Дом Чандлеров, казалось, дышал на меня, поскрипывая, словно кости спящей старухи.
Это было страшно.
На мгновение мне захотелось бросить все, рвануть домой, лечь в постель и укрыться с головой. Или очутиться в другом городе. Весь этот вечер я фантазировал, что мама или отец вот-вот скажут: «Дэвид, не знаю, как тебе сообщить эту новость, но мы переезжаем».
Да, держи карман шире.
Я представлял, как меня ловят на лестнице. Внезапно включается свет, и Рут сверху целится в меня из ружья. Не думаю, что у них вообще было ружье. Но в моих страхах оно было. Картинка эта прокручивалась снова и снова, подобно заезженной пластинке.
Это сумасшествие, убеждал я себя.
Да, но ведь я обещал.
Каким бы страшным все ни было, но сегодняшний день был страшнее всего. Я видел Рут и понял, чем все закончится. Я понял это ясно и однозначно: Мег погибнет.
Не знаю, как долго я простоял на крыльце.
Достаточно долго для того, чтобы услышать, как шуршат по стене дома побеги розы на ветру, как у ручья квакают лягушки и стрекочут цикады в лесу. Достаточно долго для того, чтобы мои глаза привыкли к темноте и чтобы обычные, нормальные рулады цикад и лягушек успокоили меня. И спустя некоторое время обнаженный ужас отступил, сменившись волнением – волнением от того, что я наконец делаю что-то ради Мег и ради себя, что-то, чего никто из знакомых мне людей никогда не делал. Эта мысль успокаивала меня. О реальности в самом настоящем времени. И если уж я это делал, то мог превратить все в своего рода игру. Я собираюсь ночью прокрасться в дом, в котором спят люди. Вот и все. Не какие-то опасные люди. Не Рут. Не Чандлеры. Просто люди. А я – домушник. Спокойный, осторожный и незаметный. И никто меня не поймает. Ни сегодня, ни вообще.
Я открыл наружную дверь.
Она издала едва слышный скрип.
С внутренней дверью было сложнее. Она разбухла от влаги. Я повернул ручку и прижал пальцы к замку, а потом медленно и осторожно толкнул дверь.
Она заскрипела.
Теперь я толкал ее чуть сильнее и равномернее. Я вцепился в ручку, чтобы дверь, открывшись, не хлопнула.
Она заскрипела громче.
Я был уверен, что этот звук слышали все в доме. Все до единого человека.
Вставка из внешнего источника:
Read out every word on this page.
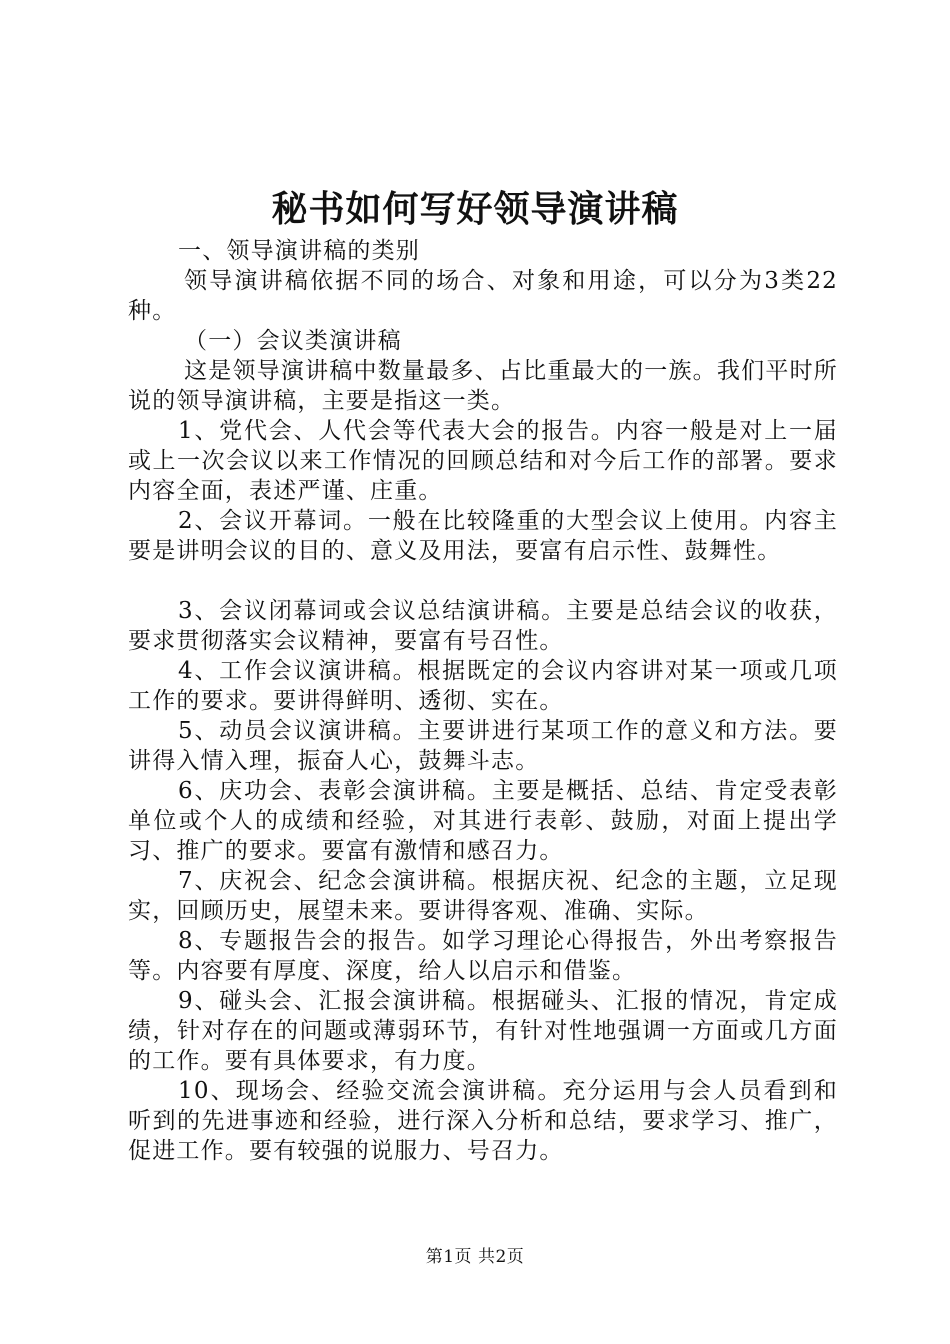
秘书如何写好领导演讲稿

一、领导演讲稿的类别

领导演讲稿依据不同的场合、对象和用途，可以分为3类22种。

（一）会议类演讲稿

这是领导演讲稿中数量最多、占比重最大的一族。我们平时所说的领导演讲稿，主要是指这一类。

1、党代会、人代会等代表大会的报告。内容一般是对上一届或上一次会议以来工作情况的回顾总结和对今后工作的部署。要求内容全面，表述严谨、庄重。

2、会议开幕词。一般在比较隆重的大型会议上使用。内容主要是讲明会议的目的、意义及用法，要富有启示性、鼓舞性。

3、会议闭幕词或会议总结演讲稿。主要是总结会议的收获，要求贯彻落实会议精神，要富有号召性。

4、工作会议演讲稿。根据既定的会议内容讲对某一项或几项工作的要求。要讲得鲜明、透彻、实在。

5、动员会议演讲稿。主要讲进行某项工作的意义和方法。要讲得入情入理，振奋人心，鼓舞斗志。

6、庆功会、表彰会演讲稿。主要是概括、总结、肯定受表彰单位或个人的成绩和经验，对其进行表彰、鼓励，对面上提出学习、推广的要求。要富有激情和感召力。

7、庆祝会、纪念会演讲稿。根据庆祝、纪念的主题，立足现实，回顾历史，展望未来。要讲得客观、准确、实际。

8、专题报告会的报告。如学习理论心得报告，外出考察报告等。内容要有厚度、深度，给人以启示和借鉴。

9、碰头会、汇报会演讲稿。根据碰头、汇报的情况，肯定成绩，针对存在的问题或薄弱环节，有针对性地强调一方面或几方面的工作。要有具体要求，有力度。

10、现场会、经验交流会演讲稿。充分运用与会人员看到和听到的先进事迹和经验，进行深入分析和总结，要求学习、推广，促进工作。要有较强的说服力、号召力。

第1页 共2页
Если придется, я еще смог бы удрать. Эта мысль утешала.
И тут внутренняя дверь открылась. Наделав даже меньше шуму, чем внешняя.
Я прислушался.
И шагнул внутрь.
Там я включил фонарик. По всей лестнице были разбросаны тряпки, швабры, щетки, ведра – все, чем Рут пользовалась при уборке. Здесь же были и банки с гвоздями, краской и растворителем. К счастью, почти все это было свалено на одну сторону, напротив стены. Я знал, что ступеньки прочнее всего у стены, там будет и меньше скрипа. Если меня все же поймают, то, скорее всего, здесь, потому что без шума не обойтись. Я начал спускаться со всей возможной осторожностью.
На каждой ступеньке я останавливался и прислушивался. Я делал неравномерные паузы между шагами, чтобы в них нельзя было услышать определенный ритм.
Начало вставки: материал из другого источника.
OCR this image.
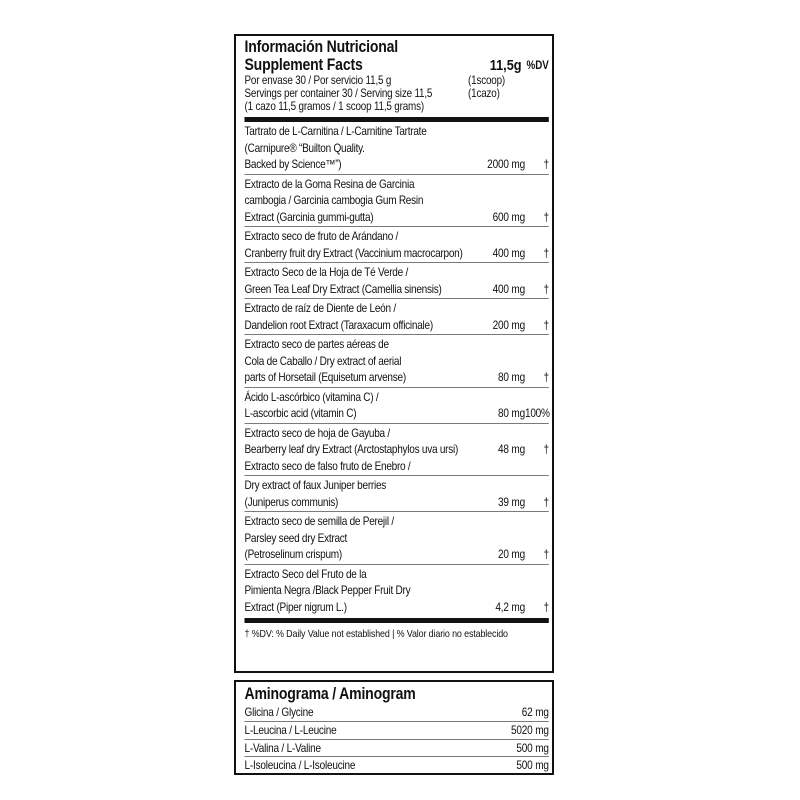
Información Nutricional
Supplement Facts	11,5g %DV
Por envase 30 / Por servicio 11,5 g	(1scoop)
Servings per container 30 / Serving size 11,5	(1cazo)
(1 cazo 11,5 gramos / 1 scoop 11,5 grams)
Tartrato de L-Carnitina / L-Carnitine Tartrate
(Carnipure® “Builton Quality.
Backed by Science™”)	2000 mg	†
Extracto de la Goma Resina de Garcinia
cambogia / Garcinia cambogia Gum Resin
Extract (Garcinia gummi-gutta)	600 mg	†
Extracto seco de fruto de Arándano /
Cranberry fruit dry Extract (Vaccinium macrocarpon)	400 mg	†
Extracto Seco de la Hoja de Té Verde /
Green Tea Leaf Dry Extract (Camellia sinensis)	400 mg	†
Extracto de raíz de Diente de León /
Dandelion root Extract (Taraxacum officinale)	200 mg	†
Extracto seco de partes aéreas de
Cola de Caballo / Dry extract of aerial
parts of Horsetail (Equisetum arvense)	80 mg	†
Ácido L-ascórbico (vitamina C) /
L-ascorbic acid (vitamin C)	80 mg 100%
Extracto seco de hoja de Gayuba /
Bearberry leaf dry Extract (Arctostaphylos uva ursi)	48 mg	†
Extracto seco de falso fruto de Enebro /
Dry extract of faux Juniper berries
(Juniperus communis)	39 mg	†
Extracto seco de semilla de Perejil /
Parsley seed dry Extract
(Petroselinum crispum)	20 mg	†
Extracto Seco del Fruto de la
Pimienta Negra /Black Pepper Fruit Dry
Extract (Piper nigrum L.)	4,2 mg	†
† %DV: % Daily Value not established | % Valor diario no establecido
Aminograma / Aminogram
Glicina / Glycine	62 mg
L-Leucina / L-Leucine	5020 mg
L-Valina / L-Valine	500 mg
L-Isoleucina / L-Isoleucine	500 mg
Но каждая ступенька подавала свой голос.
Мой спуск длился целую вечность.
Наконец я оказался внизу. Мое сердце готово было взорваться. Я не мог поверить, что меня не слышали.
Я прошел к двери убежища.
В подвале пахло сыростью, плесенью и выстиранным бельем – и чем-то еще, похожим на запах кислого молока.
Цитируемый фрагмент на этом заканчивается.